The loans represent a small corner of the national mortgage market, with only about 2% to 3% of eligible households using them, according to the CFPB. But studies show demand is growing, expanding the pool of 580,000 currently outstanding, according to Reverse Market Insight, a data provider and newsletter on the industry.
Peter Bell, head of the National Reverse Mortgage Lenders Association, said better consumer education is necessary, and he shares concerns about misleading advertising and scams, adding that most consumers who have the loans are satisfied.
Seventy percent of borrowers are taking out the proceeds as a lump sum, as opposed to a line of credit or stream of payments, according to the bureau’s study. Such a move could result in borrowers having trouble paying taxes and insurance on their homes, which could put them at risk of default.

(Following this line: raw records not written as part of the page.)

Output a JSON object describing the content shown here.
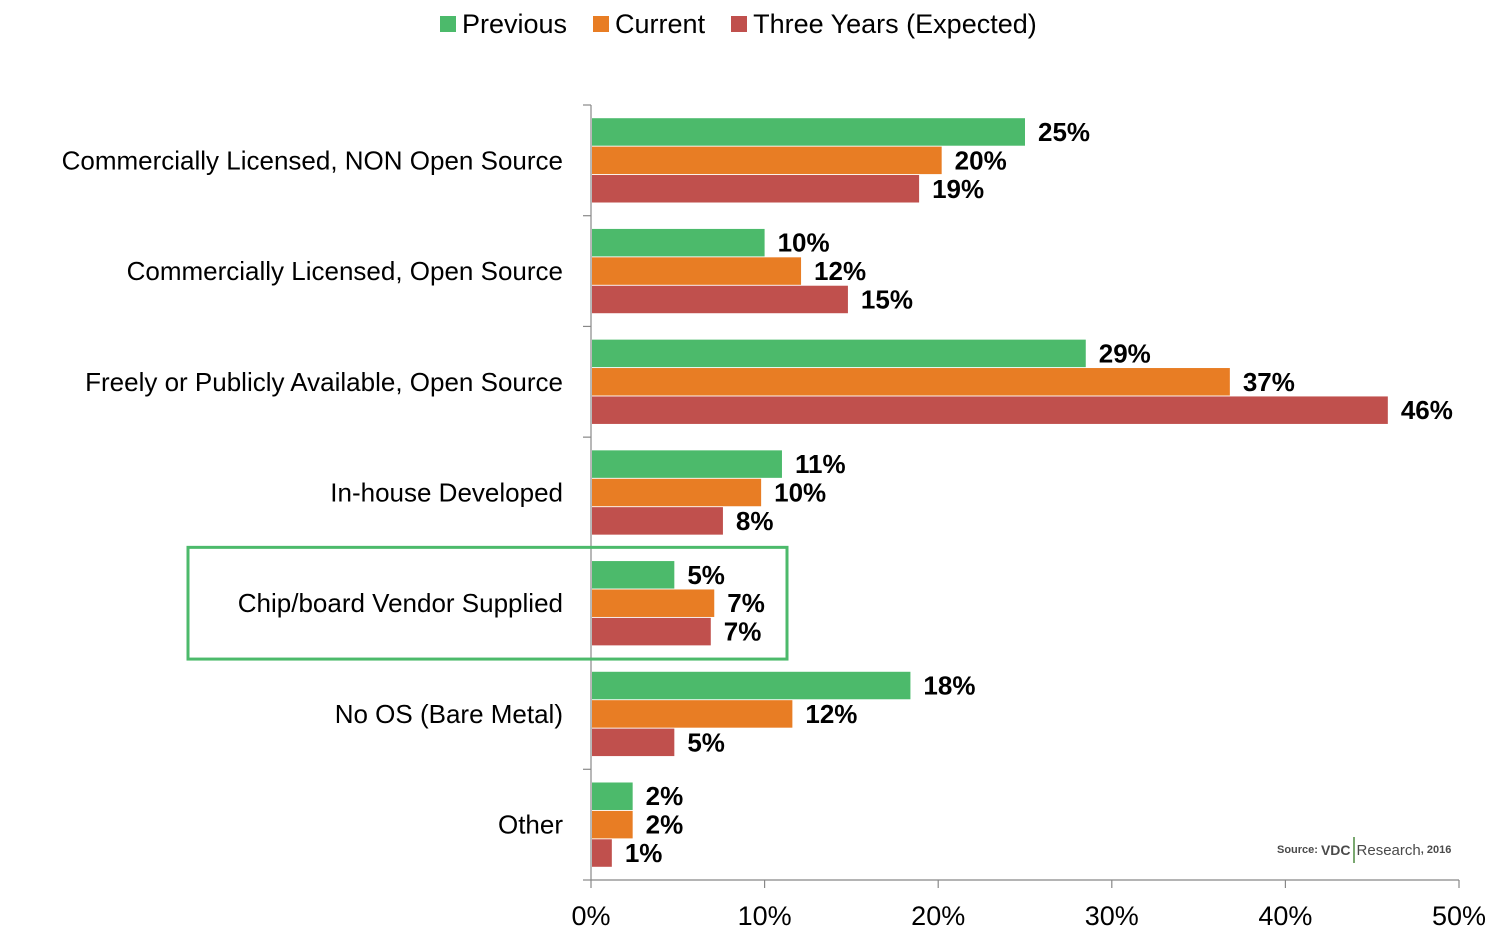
{
  "chart_data": {
    "type": "bar",
    "orientation": "horizontal",
    "categories": [
      "Commercially Licensed, NON Open Source",
      "Commercially Licensed, Open Source",
      "Freely or Publicly Available, Open Source",
      "In-house Developed",
      "Chip/board Vendor Supplied",
      "No OS (Bare Metal)",
      "Other"
    ],
    "series": [
      {
        "name": "Previous",
        "color": "#4cba6b",
        "values": [
          25,
          10,
          28.5,
          11,
          4.8,
          18.4,
          2.4
        ],
        "labels": [
          "25%",
          "10%",
          "29%",
          "11%",
          "5%",
          "18%",
          "2%"
        ]
      },
      {
        "name": "Current",
        "color": "#e87d24",
        "values": [
          20.2,
          12.1,
          36.8,
          9.8,
          7.1,
          11.6,
          2.4
        ],
        "labels": [
          "20%",
          "12%",
          "37%",
          "10%",
          "7%",
          "12%",
          "2%"
        ]
      },
      {
        "name": "Three Years (Expected)",
        "color": "#c0504d",
        "values": [
          18.9,
          14.8,
          45.9,
          7.6,
          6.9,
          4.8,
          1.2
        ],
        "labels": [
          "19%",
          "15%",
          "46%",
          "8%",
          "7%",
          "5%",
          "1%"
        ]
      }
    ],
    "xlim": [
      0,
      50
    ],
    "x_ticks": [
      0,
      10,
      20,
      30,
      40,
      50
    ],
    "x_tick_labels": [
      "0%",
      "10%",
      "20%",
      "30%",
      "40%",
      "50%"
    ],
    "legend_position": "top",
    "grid": false,
    "highlighted_category": "Chip/board Vendor Supplied",
    "highlight_color": "#4cba6b"
  },
  "source": {
    "prefix": "Source:",
    "brand": "VDC",
    "name": "Research",
    "year": ", 2016"
  }
}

That is the worst possible scenario. The big lump sum spends fast, and once it’s gone, it’s gone. The debt will live on — and grow — forever.
Monica Newton, a 68-year-old resident of Chireno, Texas, said she has had troubles with unexpected bank fees and charges on her reverse mortgage, but she said in general the product is “really good for old folks” who aren’t concerned about leaving their homes to their kids or other family members.
Ms. Newton used cash to purchase her home for about $140,000 and decided to take out a reverse mortgage about five years ago when she needed extra money to cover retirement expenses. She said she is worried about being able to keep her house maintained to her lender’s standards.
One more thing to worry about in retirement. I think I will pass. I hope you will too.